I use unleaded gas in my Coleman. I'm not sure what all the fuss is about. The concept of operation is super-simple and is pretty close to that used by the old blowtorches. Some fuel is going to create more crud, and require more cleaning, some isn't. A tank that leaks is going to leak whether it is Coleman fuel or unleaded. The caveat is that any of these tanks should be checked for corrosion or leaks anyway. Alcohol actually acts like dry gas (in fact it IS dry gas) and in a sealed container REMOVES moisture. Alcohol and plastics don't mix, but a stove doesn't have plastics (yet). FWIW, I've used alcohol stoves as well. They are slow, but again, no big deal.

What I find fun is playing around with concepts. Gasoline has a LOT more BTU per buck than propane, and after the last propane bill, I'd love to be able to tell the dealer to take a hike. Here is an idea - get a REAL tank, like a 100lb propane tank with thick walls. Pressurize it with nitrogen or some other non-reactive gas and a proper valve, store it outside like a propane tank, use small diameter piping, then have cutoff valves on stoves an appliances so that the veins can be cleaned (or replaced) as needed, and use gasoline for cooking instead of propane. Now that Ethyl has left the building, I don't see any drawbacks that don't already exist with propane and natural gas.


----------



## Bret4207 (May 31, 2008)

MrCalicoty said:


> Harbor Freight sells a nifty propane fixture for about $20 that allows you to refill the smaller appliance propane bottles from a larger 20lb tank. I'm not sure how long the seals on the small bottles would last after repeated fillings but the convenience and cost savings would probably be worth it.
> 
> 
> 
> ...


You have to invert the tank anyway. Usually they'll give you 1/2 to 2/3 a full tank, give or take. I haven't bought a new 1 lb propane tank in a good 20 years since I got my adapter.


----------



## MrCalicoty (Jun 27, 2010)

Great info Bret4207. Thanks for sharing it. Now I'll have to have one.


----------



## poorboy (Apr 15, 2006)

bowdonkey said:


> I found that unleaded fuel, even in the dual fuel stoves and lanterns gums up the generators. Unless there has been a change in the stove design or automotive fuels I recomend regular stove fuel. I used Coleman stoves and lanterns year round for all my light and cooking for about 15 years. I'd rather use a propane setup, since you're purchasing fuel, it's the way to go in my book.

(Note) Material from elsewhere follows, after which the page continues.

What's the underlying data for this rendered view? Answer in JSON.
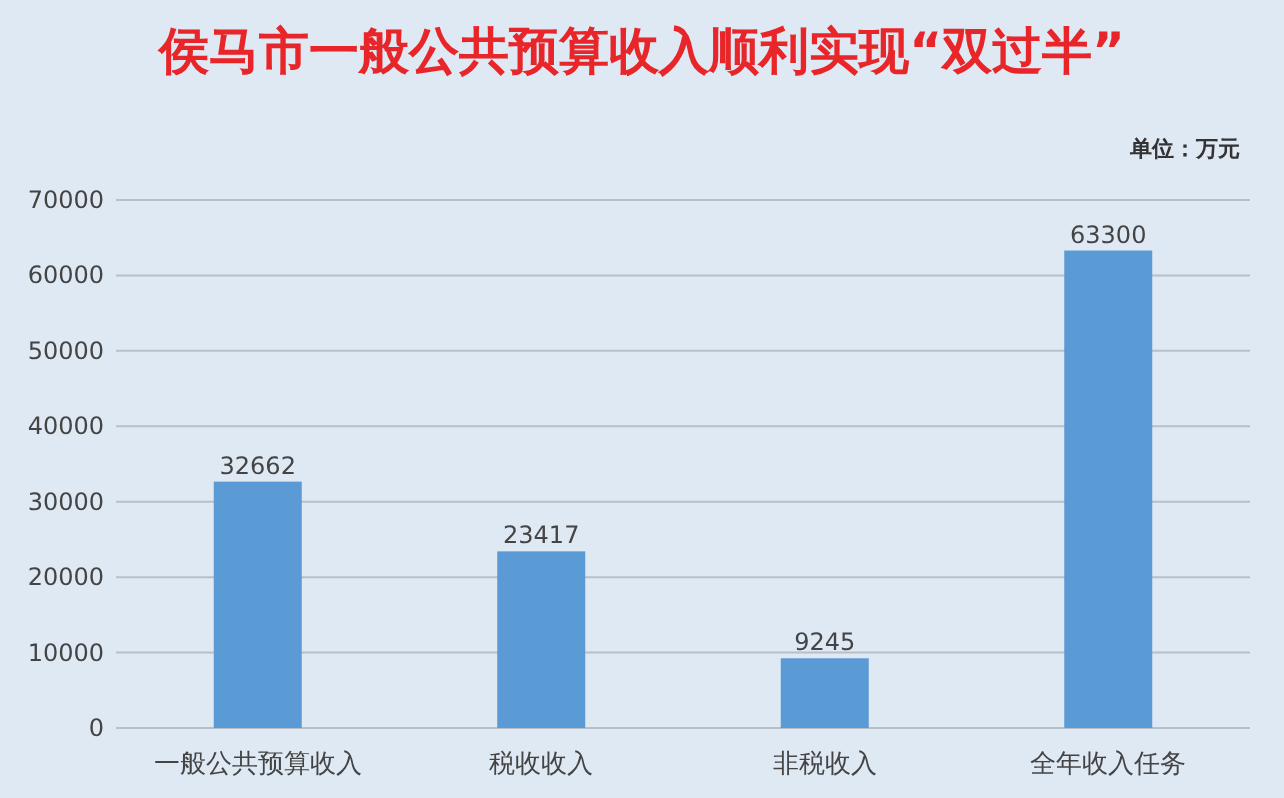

Summa uv thet there carb-fuel injector cleaner for automobile engines..put an appropriate amount in yer unleaded gas for your lantern stove..Tune my lantern thet away every oncet inna while to keep from having to disassemble and manually clean..werkz fer me...:dance:


----------



## ihuntgsps (Mar 10, 2008)

Thanks for all the great replies. I like the idea of changing to a dual fuel set up and will look into that. For the time being will just use the coleman fuel I was able to find at the local farm store.


----------



## GREENCOUNTYPETE (Jul 25, 2006)

for a truly multi fule stove look at the britelyte lantern and stove it costs more but is ment to be a multi fule stove including diesel and kerosine as well as gas ,white gas and minral spirits to name some ot the things that work.


----------



## BillHoo (Mar 16, 2005)

I've got one of those. I think it was $15 at Northern Tool.

A tip I heard was to freeze the empty 1 Lb tank before filling - it helps to remove some pressure through contraction. The tank is supposed to fill a little better that way.

Yes, you have to invert the big propane tank while filling.





MrCalicoty said:


> Harbor Freight sells a nifty propane fixture for about $20 that allows you to refill the smaller appliance propane bottles from a larger 20lb tank. I'm not sure how long the seals on the small bottles would last after repeated fillings but the convenience and cost savings would probably be worth it.
> 
> 
> 
> ...


----------